Matic: Yes, colleagues, colleagues. We only meet in the hospital. Two women, one has lung cancer, the other a jaw cancer, with the thyroid already partially removed. All from the same workplace.
B92: Were you all in the same department?
Matic: Yes, yes. In the same workplace, in the plant.
B92: With the wages he receives while he is sick, Matic is unable to secure family support, and is unable to buy medicine.
Matic: Hold on. Half of you hang on, half of my parents helped me. Right now nobody. A medicine that I have to take now, "novotirol" is German-made ... it can be bought in Switzerland, Italy or Germany. It costs 25-30 Euros, it depends on where you buy it.
B92: And what is your pay today that you are sick?

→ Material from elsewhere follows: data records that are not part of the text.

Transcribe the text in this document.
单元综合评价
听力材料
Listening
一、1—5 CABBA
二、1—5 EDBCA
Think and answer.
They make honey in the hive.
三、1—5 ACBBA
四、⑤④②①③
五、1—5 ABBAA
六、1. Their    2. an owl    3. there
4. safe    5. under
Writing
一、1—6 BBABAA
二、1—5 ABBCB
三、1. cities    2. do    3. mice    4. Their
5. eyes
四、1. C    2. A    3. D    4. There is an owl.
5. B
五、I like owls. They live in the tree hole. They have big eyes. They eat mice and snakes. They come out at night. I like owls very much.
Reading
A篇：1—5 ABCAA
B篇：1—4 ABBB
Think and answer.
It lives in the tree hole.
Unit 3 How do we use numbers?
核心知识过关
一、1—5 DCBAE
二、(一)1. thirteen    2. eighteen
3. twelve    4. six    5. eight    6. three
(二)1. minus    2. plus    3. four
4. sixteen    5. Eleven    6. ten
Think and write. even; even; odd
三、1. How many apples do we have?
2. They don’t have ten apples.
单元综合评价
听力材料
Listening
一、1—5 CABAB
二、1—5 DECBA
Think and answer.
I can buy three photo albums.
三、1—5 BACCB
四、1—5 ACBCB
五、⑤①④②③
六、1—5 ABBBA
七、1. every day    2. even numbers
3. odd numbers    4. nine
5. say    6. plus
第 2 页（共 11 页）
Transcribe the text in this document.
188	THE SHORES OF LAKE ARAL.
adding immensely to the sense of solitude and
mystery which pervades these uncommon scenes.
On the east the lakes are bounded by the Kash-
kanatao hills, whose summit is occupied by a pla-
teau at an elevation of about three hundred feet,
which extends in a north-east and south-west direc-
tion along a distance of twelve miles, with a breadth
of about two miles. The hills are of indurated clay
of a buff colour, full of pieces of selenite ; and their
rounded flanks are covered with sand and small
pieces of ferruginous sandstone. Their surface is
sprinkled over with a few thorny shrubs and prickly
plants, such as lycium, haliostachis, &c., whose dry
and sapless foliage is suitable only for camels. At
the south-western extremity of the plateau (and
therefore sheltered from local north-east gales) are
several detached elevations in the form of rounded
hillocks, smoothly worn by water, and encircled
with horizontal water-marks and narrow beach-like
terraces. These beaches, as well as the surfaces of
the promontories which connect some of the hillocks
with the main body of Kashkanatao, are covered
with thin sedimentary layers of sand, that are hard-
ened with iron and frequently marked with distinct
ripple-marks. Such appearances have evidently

Matic: My wages are 5,600 dinars.
B92: Matic and Paunovic have listed the names of about twenty colleagues whose carcinoma they know are certainly sick with. But they say that without their permission they cannot make names public. No comment can be obtained from the representatives of Zastava, and when it is obtained they declare that the situation is not alarming. At the beginning of the recovery of Zastava, employees had been assured that every six months they would undergo systematic health checks, to follow a possible deterioration in their health. But instead in the last five years these workers have not been subjected to any checks. We learned that Zastava has no funds to finance systematic checks of the over 600 workers who pulled the factory out of the ash.